We can also interpret the problem in terms of the rows of $A$, as follows. Assume that $A^T=\left[a_1, \ldots, a_m\right]$, where $a_i \in  \mathbb{R}^{n}$ is the $i$-th row of $A  \;\; (i=1, \ldots, m)$. The problem reads

$$
\min _x \sum_{i=1}^m\left(y_i-a_i^T x\right)^2 .
$$

In this sense, we are trying to fit each component of $y$ as a linear combination of the corresponding input $a_i$, with $x$ as the coefficients of this linear combination.

See also:

• Linear regression.
• Auto-regressive models for time series prediction.
• Power law model fitting.

23.3. Solution via QR decomposition (full rank case)

This can be seen by simply taking the gradient (vector of derivatives) of the objective function, which leads to the optimality condition $A^T(A x-y)=0$. Geometrically, the residual vector $A x-y$ is orthogonal to the span of the columns of $A$, as seen in the picture above.

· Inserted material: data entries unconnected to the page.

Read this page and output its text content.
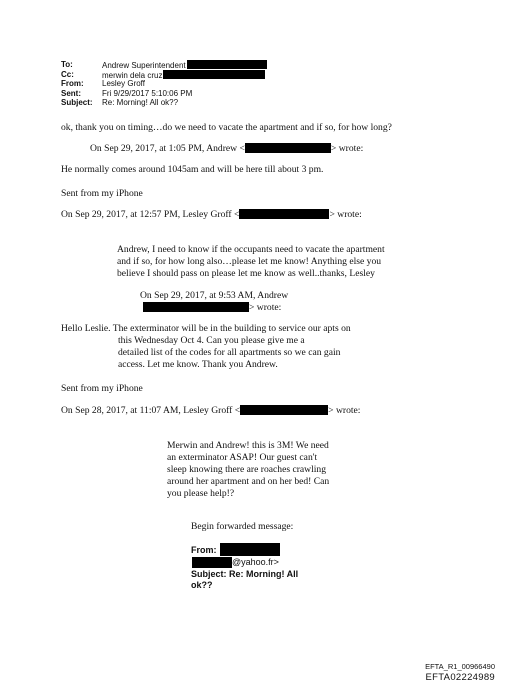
To:	Andrew Superintendent
Cc:	merwin dela cruz
From: Lesley Groff
Sent:	Fri 9/29/2017 5:10:06 PM
Subject: Re: Morning! All ok??
ok, thank you on timing…do we need to vacate the apartment and if so, for how long?
On Sep 29, 2017, at 1:05 PM, Andrew <	> wrote:
He normally comes around 1045am and will be here till about 3 pm.
Sent from my iPhone
On Sep 29, 2017, at 12:57 PM, Lesley Groff <	> wrote:
Andrew, I need to know if the occupants need to vacate the apartment
and if so, for how long also…please let me know! Anything else you
believe I should pass on please let me know as well..thanks, Lesley
On Sep 29, 2017, at 9:53 AM, Andrew
> wrote:
Hello Leslie. The exterminator will be in the building to service our apts on
this Wednesday Oct 4. Can you please give me a
detailed list of the codes for all apartments so we can gain
access. Let me know. Thank you Andrew.
Sent from my iPhone
On Sep 28, 2017, at 11:07 AM, Lesley Groff <	> wrote:
Merwin and Andrew! this is 3M! We need
an exterminator ASAP! Our guest can't
sleep knowing there are roaches crawling
around her apartment and on her bed! Can
you please help!?
Begin forwarded message:
From:
@yahoo.fr>
Subject: Re: Morning! All
ok??
EFTA_R1_00966490
EFTA02224989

We can also prove this via the QR decomposition of the matrix $A: A=Q R$ with $Q$ a $m \times n$ matrix with orthonormal columns ( $Q^T Q=I_n$ ) and $R$ a $n \times n$ upper-triangular, invertible matrix. Noting that

\begin{align*} \|A x-y\|_2^2 & = x^T A^T A x – 2 x^T A^T y + y^T y \\ & = x^T R^T R x – 2 x^T R^T Q^T y + y^T y \\ & = \left\|R x-Q^T y\right\|_2^2 + y^T\left(I-Q Q^T\right) y \end{align*}

and exploiting the fact that $R$ is invertible, we obtain the optimal solution $x^*=R^{-1} Q^T y$. This is the same as the formula above, since

$$
\left(A^T A\right)^{-1} A^T y=\left(R^T Q^T Q R\right)^{-1} R^T Q^T y=\left(R^T R\right)^{-1} R^T Q^T y=R^{-1} Q^T y .
$$

Thus, to find the solution based on the QR decomposition, we just need to implement two steps:

1. Rotate the output vector: set $\bar{y}=Q^T y$.
2. Solve the triangular system $R x=\bar{y}$ by backwards substitution.

23.4. Optimal solution and optimal set

Recall that the optimal set of a minimization problem is its set of minimizers. For least-squares problems, the optimal set is an affine set, which reduces to a singleton when $A$ is full column rank.

In the general case ($A$ is not necessarily tall, and /or not full rank) then the solution may not be unique. If $x^0$ is a particular solution, then $x=x^0+z$ is also a solution, if $z$ is such that $A z=0$, that is, $z \in \mathbf{N}(A)$. That is, the nullspace of $A$ describes the ambiguity of solutions. In mathematical terms:

\[ \underset{x}{\text{argmin}} \|A x-y\|_2 = x^0 + \mathbf{N}(A) . \]

The formal expression for the set of minimizers to the least-squares problem can be found again via the QR decomposition. This is shown here.